Part of the confusion I have with people seems to be over the difference between private land and public land which is claimed by families or groups. Are there parts where people can't go, despite it being public land, without fear of being jacked by hillbillies driving '42 Ford pickups?

One of my correspondents - a female native of these parts - had this to say about visiting hollers: "I went there once when a child to pick berries, and a local child asked me 'you got backy in your yard too?' I couldn't understand a word he was saying, it was like he was speaking a foreign language. I was told don't go into the hollers without a shotgun." She also told me to watch out for marijuana growers back in those hills, even on state lands.

Maybe my post about WV was based on me not meeting any of the hardcore mountainfolk.

Another one of my correspondents, a pretty young lady from Asheville, downplayed the antagonistic image of Appalachians, saying that she'd never met anyone who would shoot her for walking on their land or who would try to marry her off to their 80-year-old granddads. According to her, WNC folks are pretty mellow and, while hillbillies might be ignorant about certain things, they aren't necessarily dumb. I also brightened her day by informing her that Deliverance was actually set and filmed on the South Carolina/Georgia border, and North Carolina is absolved of any guilt therein.

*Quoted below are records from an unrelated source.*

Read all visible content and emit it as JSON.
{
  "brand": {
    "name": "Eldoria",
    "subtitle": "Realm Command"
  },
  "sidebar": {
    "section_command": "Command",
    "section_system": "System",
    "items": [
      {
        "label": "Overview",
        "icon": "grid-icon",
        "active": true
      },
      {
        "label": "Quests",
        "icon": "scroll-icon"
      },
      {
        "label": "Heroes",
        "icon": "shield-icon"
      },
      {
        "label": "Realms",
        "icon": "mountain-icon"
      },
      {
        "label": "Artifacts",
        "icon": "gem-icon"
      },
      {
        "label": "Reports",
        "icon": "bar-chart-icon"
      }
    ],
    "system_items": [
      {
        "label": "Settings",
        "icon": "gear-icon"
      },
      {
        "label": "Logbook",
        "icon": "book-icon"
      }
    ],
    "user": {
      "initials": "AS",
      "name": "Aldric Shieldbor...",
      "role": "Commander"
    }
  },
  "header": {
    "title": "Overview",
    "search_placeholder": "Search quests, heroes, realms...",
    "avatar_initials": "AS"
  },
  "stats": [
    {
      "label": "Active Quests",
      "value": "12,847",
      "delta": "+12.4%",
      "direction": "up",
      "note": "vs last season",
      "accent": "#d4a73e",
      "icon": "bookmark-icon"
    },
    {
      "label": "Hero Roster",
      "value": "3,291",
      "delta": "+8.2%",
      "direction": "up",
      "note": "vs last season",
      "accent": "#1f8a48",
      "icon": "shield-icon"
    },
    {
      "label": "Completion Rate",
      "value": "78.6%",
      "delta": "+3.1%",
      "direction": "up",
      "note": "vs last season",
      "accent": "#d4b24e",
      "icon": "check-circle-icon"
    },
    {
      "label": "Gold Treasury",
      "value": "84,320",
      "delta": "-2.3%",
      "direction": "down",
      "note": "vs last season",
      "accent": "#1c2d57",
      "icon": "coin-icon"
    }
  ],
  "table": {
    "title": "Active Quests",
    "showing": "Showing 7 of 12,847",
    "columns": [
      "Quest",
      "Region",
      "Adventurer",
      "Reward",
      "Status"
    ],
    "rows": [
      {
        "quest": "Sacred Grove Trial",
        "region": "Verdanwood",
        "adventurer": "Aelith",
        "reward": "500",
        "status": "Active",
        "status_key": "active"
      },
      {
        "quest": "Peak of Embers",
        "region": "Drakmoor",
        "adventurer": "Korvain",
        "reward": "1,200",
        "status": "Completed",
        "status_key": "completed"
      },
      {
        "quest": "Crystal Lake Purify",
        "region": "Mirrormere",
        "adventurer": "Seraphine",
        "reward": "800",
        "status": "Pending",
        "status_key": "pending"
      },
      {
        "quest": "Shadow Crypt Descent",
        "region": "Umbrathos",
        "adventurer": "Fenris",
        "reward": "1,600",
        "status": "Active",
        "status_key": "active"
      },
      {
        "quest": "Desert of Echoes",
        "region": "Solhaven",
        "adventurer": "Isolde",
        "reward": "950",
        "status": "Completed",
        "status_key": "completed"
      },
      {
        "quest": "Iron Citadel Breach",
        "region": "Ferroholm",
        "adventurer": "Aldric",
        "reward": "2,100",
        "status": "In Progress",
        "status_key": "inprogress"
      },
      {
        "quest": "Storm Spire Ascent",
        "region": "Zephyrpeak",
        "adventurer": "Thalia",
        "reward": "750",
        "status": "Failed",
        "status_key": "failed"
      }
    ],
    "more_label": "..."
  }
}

One way to avoid problems or at least mitigate them would be to go with a guide. That might cost money, unless I could volunteer my reportarial skills, or, more realistically, my computer skills. I'm sure there are organizations out there trying to computerize the mountains, and I might be able to go out with them for a day or three in exchange for being guided to one of the remote hollers. Maybe next trip.

The latter lady also didn't doubt that there were 40,000 Goddesses in Asheville; in fact, she told me there were three working at the same place as she. I don't think she included herself in that number, but in any case she was a bit on the young side.

UPDATE: I'm also quite interested in the Melungeons, a group of people who live way out in the boonies in the Cumberland Gap. Their origins are shrouded in mystery: are they descendents of Portuguese sailers, galley slaves, American Indians, blacks, or what? See this article for an overview, and what appears to be a semi-official site is here.